The entire sky is wonderful at this time, displaying many of our brightest stars. If you're learning the sky with the help of these articles, you'll still find many of the major constellations I've covered: Andromeda, with Perseus not far behind. Cassiopeia, Cepheus, the dippers and Draco, of course, never set for us.

The Planet Path
The twelve constellations of the Zodiac are of special interest to astronomers. The Sun and the planets all follow a path, called the Ecliptic, that runs through these constellations. The Sun moves through about one constellation each month, so the star chart covers about two months of the Sun's yearly journey.
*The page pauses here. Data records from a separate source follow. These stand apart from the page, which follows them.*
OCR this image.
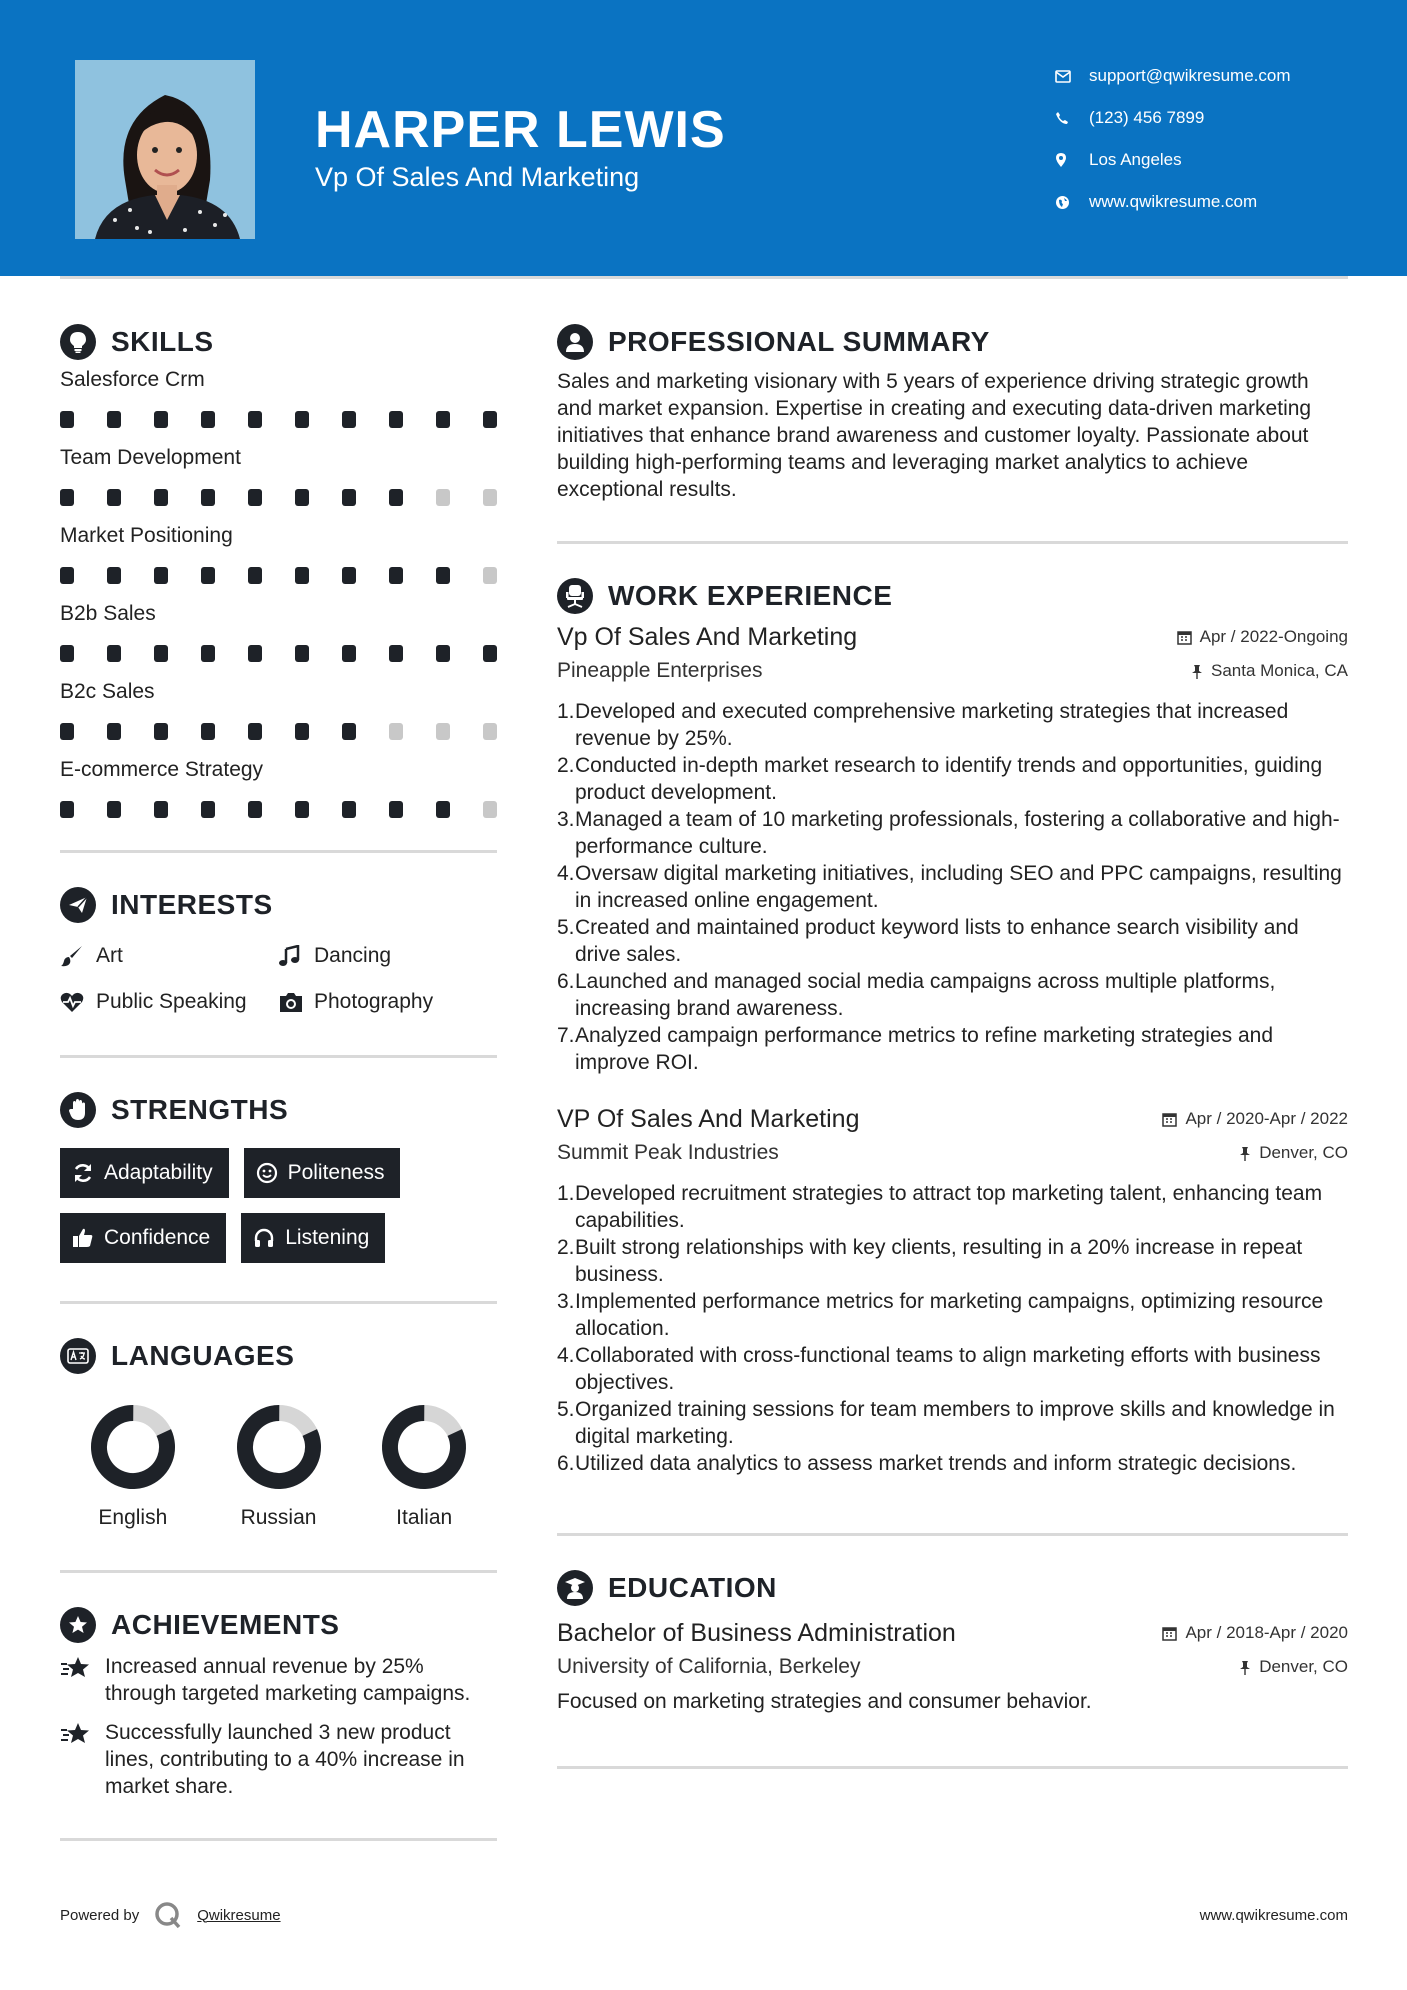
HARPER LEWIS
Vp Of Sales And Marketing
support@qwikresume.com
(123) 456 7899
Los Angeles
www.qwikresume.com
SKILLS
Salesforce Crm
Team Development
Market Positioning
B2b Sales
B2c Sales
E-commerce Strategy
INTERESTS
Art	Dancing
Public Speaking	Photography
STRENGTHS
Adaptability	Politeness
Confidence	Listening
LANGUAGES
English	Russian	Italian
ACHIEVEMENTS
Increased annual revenue by 25% through targeted marketing campaigns.
Successfully launched 3 new product lines, contributing to a 40% increase in market share.
PROFESSIONAL SUMMARY

Sales and marketing visionary with 5 years of experience driving strategic growth and market expansion. Expertise in creating and executing data-driven marketing initiatives that enhance brand awareness and customer loyalty. Passionate about building high-performing teams and leveraging market analytics to achieve exceptional results.

WORK EXPERIENCE
Vp Of Sales And Marketing	Apr / 2022-Ongoing
Pineapple Enterprises	Santa Monica, CA
1. Developed and executed comprehensive marketing strategies that increased revenue by 25%.
2. Conducted in-depth market research to identify trends and opportunities, guiding product development.
3. Managed a team of 10 marketing professionals, fostering a collaborative and high-performance culture.
4. Oversaw digital marketing initiatives, including SEO and PPC campaigns, resulting in increased online engagement.
5. Created and maintained product keyword lists to enhance search visibility and drive sales.
6. Launched and managed social media campaigns across multiple platforms, increasing brand awareness.
7. Analyzed campaign performance metrics to refine marketing strategies and improve ROI.
VP Of Sales And Marketing	Apr / 2020-Apr / 2022
Summit Peak Industries	Denver, CO
1. Developed recruitment strategies to attract top marketing talent, enhancing team capabilities.
2. Built strong relationships with key clients, resulting in a 20% increase in repeat business.
3. Implemented performance metrics for marketing campaigns, optimizing resource allocation.
4. Collaborated with cross-functional teams to align marketing efforts with business objectives.
5. Organized training sessions for team members to improve skills and knowledge in digital marketing.
6. Utilized data analytics to assess market trends and inform strategic decisions.
EDUCATION
Bachelor of Business Administration	Apr / 2018-Apr / 2020
University of California, Berkeley	Denver, CO

Focused on marketing strategies and consumer behavior.

Powered by	Qwikresume	www.qwikresume.com
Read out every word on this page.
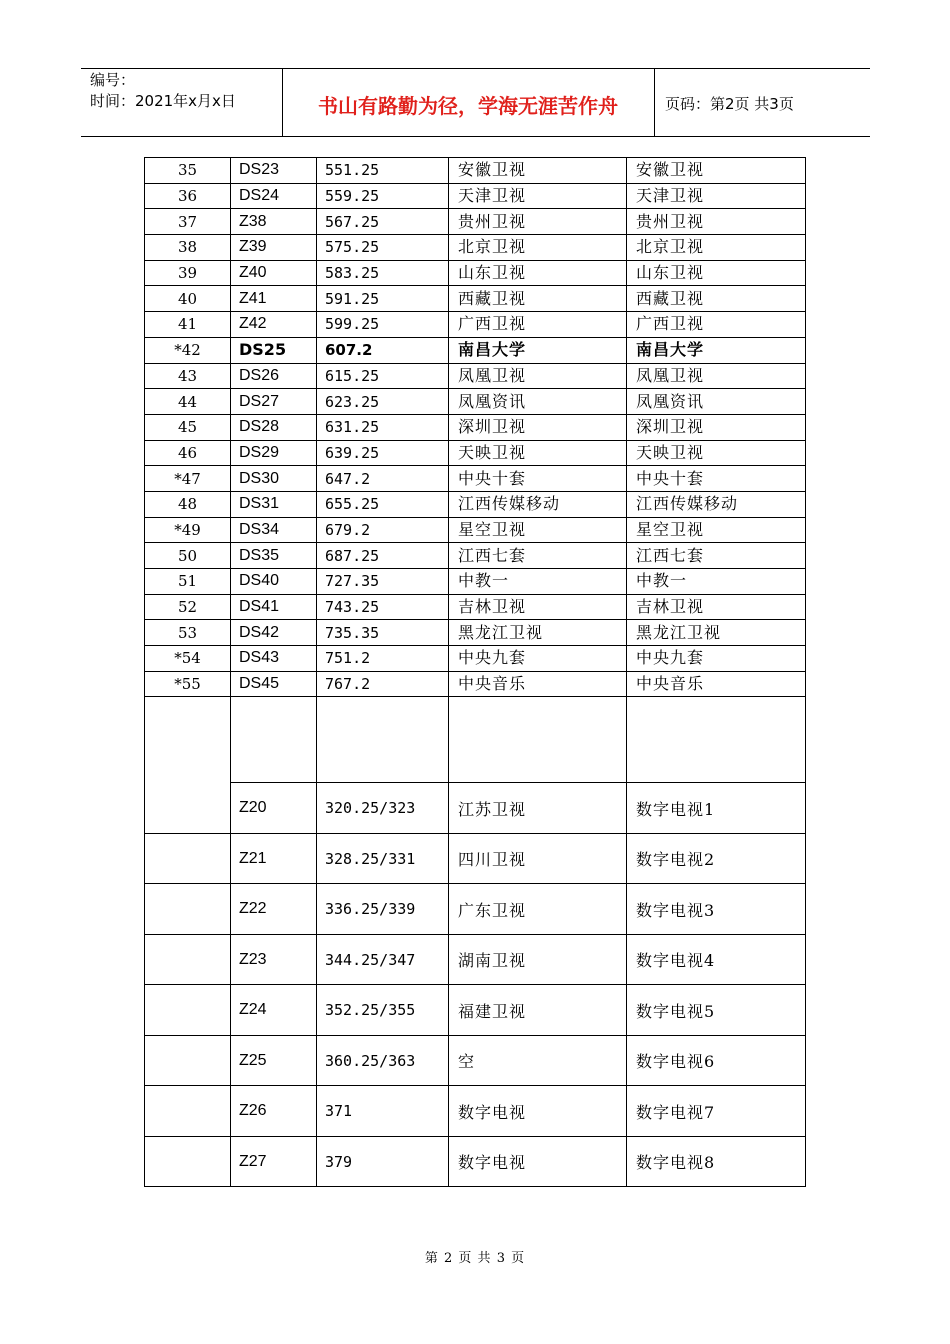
编号：
时间：2021年x月x日	书山有路勤为径，学海无涯苦作舟	页码：第2页 共3页
35	DS23	551.25	安徽卫视	安徽卫视
36	DS24	559.25	天津卫视	天津卫视
37	Z38	567.25	贵州卫视	贵州卫视
38	Z39	575.25	北京卫视	北京卫视
39	Z40	583.25	山东卫视	山东卫视
40	Z41	591.25	西藏卫视	西藏卫视
41	Z42	599.25	广西卫视	广西卫视
*42	DS25	607.2	南昌大学	南昌大学
43	DS26	615.25	凤凰卫视	凤凰卫视
44	DS27	623.25	凤凰资讯	凤凰资讯
45	DS28	631.25	深圳卫视	深圳卫视
46	DS29	639.25	天映卫视	天映卫视
*47	DS30	647.2	中央十套	中央十套
48	DS31	655.25	江西传媒移动	江西传媒移动
*49	DS34	679.2	星空卫视	星空卫视
50	DS35	687.25	江西七套	江西七套
51	DS40	727.35	中教一	中教一
52	DS41	743.25	吉林卫视	吉林卫视
53	DS42	735.35	黑龙江卫视	黑龙江卫视
*54	DS43	751.2	中央九套	中央九套
*55	DS45	767.2	中央音乐	中央音乐

	Z20	320.25/323	江苏卫视	数字电视1
	Z21	328.25/331	四川卫视	数字电视2
	Z22	336.25/339	广东卫视	数字电视3
	Z23	344.25/347	湖南卫视	数字电视4
	Z24	352.25/355	福建卫视	数字电视5
	Z25	360.25/363	空	数字电视6
	Z26	371	数字电视	数字电视7
	Z27	379	数字电视	数字电视8
第 2 页 共 3 页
Our Moon also follows this path, but not as closely.

Two Clusters and a Nebula
There are three special objects marked on the star map. Taurus has two open clusters: The Pleiades and the Hyades, both worth seeing with the naked eye or binoculars. They are so big that a telescope is often not the best choice. Orion's sword has M42, the great Orion Nebula, birthplace of stars. It's interesting with the naked eye, and can be rivetting in a telescope.  Make a drawing!

For those of you following the Greek mythology, two of these constellations are connected to the Hercules stories. As a boy, Hercules learned wrestling from Pollux, twin of Castor. As one of his tasks, set by the jealous Hera, Hercules had to defeat the Cretan Bull. Another of his tasks was to kill the Nemean Lion, commemorated in Leo, a constellation I show you in another article. Hercules himself is not nearby, but is featured in another article.